AlphaProof and AlphaGeometry 2 at IMO
This year, participants at the International Mathematical Olympiad (IMO) were tested on six different problems: two in algebra, one in number theory, one in geometry and two in combinatorics. Google researchers translated converted these problems into formal mathematical language for AlphaProof and AlphaGeometry 2. AlphaProof tackled two algebra problems and one number theory problem, including the competition’s most difficult problem, which was solved by just five human participants this year. Meanwhile, AlphaGeometry 2 successfully solved the geometry problem, although it did not solve the two combinatorial challenges
Each problem at the IMO is worth seven points, for a maximum of 42. AlphaProof and AlphaGeometry 2 earned 28 points and achieved perfect scores for the problems they solved. This placed them at the top of the silver medal category. The gold medal threshold this year was 29 points, achieved by 58 of the 609 participants.

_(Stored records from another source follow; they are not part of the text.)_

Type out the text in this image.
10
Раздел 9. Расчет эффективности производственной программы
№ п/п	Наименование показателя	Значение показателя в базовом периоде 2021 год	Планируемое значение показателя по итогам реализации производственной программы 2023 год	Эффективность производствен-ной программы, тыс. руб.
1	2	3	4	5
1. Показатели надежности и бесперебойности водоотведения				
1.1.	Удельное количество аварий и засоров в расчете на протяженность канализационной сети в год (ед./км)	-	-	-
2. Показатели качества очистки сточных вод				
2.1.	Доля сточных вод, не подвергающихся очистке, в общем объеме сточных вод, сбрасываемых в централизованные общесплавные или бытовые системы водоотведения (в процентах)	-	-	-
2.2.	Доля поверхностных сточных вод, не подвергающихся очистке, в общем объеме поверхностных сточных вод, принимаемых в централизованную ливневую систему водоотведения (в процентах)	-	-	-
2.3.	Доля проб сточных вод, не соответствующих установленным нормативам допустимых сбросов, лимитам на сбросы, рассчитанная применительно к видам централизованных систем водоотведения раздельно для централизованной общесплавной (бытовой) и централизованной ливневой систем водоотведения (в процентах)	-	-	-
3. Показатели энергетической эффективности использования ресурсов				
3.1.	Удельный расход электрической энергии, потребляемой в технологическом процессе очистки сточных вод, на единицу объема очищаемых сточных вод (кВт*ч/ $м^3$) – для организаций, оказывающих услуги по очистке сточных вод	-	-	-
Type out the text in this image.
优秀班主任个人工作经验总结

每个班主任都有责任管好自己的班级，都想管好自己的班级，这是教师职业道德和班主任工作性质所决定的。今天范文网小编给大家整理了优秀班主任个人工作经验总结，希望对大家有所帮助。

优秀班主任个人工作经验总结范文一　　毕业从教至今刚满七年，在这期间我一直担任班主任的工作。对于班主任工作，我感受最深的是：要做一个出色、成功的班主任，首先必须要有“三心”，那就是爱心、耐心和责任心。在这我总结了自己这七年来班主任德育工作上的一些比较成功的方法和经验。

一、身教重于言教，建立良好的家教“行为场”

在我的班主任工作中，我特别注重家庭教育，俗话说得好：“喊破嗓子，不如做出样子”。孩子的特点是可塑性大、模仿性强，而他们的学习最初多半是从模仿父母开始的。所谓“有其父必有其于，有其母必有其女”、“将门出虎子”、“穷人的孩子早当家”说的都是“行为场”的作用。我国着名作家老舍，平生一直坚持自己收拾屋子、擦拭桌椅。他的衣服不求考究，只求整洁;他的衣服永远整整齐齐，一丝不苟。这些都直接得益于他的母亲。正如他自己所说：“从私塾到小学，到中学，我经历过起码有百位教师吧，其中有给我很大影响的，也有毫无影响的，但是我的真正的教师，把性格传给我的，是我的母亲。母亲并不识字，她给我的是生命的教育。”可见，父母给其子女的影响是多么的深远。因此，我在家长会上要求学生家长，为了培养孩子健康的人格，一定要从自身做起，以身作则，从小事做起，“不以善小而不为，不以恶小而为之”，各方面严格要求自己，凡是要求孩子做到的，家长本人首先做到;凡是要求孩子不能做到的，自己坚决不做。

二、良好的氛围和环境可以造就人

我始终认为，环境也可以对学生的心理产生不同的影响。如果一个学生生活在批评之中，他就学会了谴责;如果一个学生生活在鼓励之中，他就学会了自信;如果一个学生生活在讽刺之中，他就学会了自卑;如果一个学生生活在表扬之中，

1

Next jump: natural language for math challenges
AlphaProof and AlphaGeometry 2 have shown impressive advances in AI’s mathematical problem-solving capabilities. However, these systems still rely on human experts to translate mathematical problems into formal language for processing. Furthermore, it is unclear how these specialized mathematical skills might be integrated into other AI systems, such as for exploring hypotheses, testing innovative solutions to long-standing problems, and efficiently managing time-consuming aspects of proof.
To overcome these limitations, Google researchers are developing a natural language reasoning system based on Gemini and their latest research. This new system aims to promote problem-solving skills without the need for formal language translation, and is designed to integrate smoothly with other AI systems.
It comes down to
The performance of AlphaProof and AlphaGeometry 2 at the International Mathematical Olympiad is a remarkable leap forward in AI’s ability to tackle complex mathematical reasoning. Both systems performed at silver medal level by solving four of the six challenging problems, demonstrating significant progress in formal proof and geometric problem solving. Despite their performance, these AI systems still rely on human input to translate problems into formal language and face challenges in integrating with other AI systems. Future research aims to further improve these systems, possibly integrating natural language reasoning to extend their capabilities across a wider range of mathematical challenges.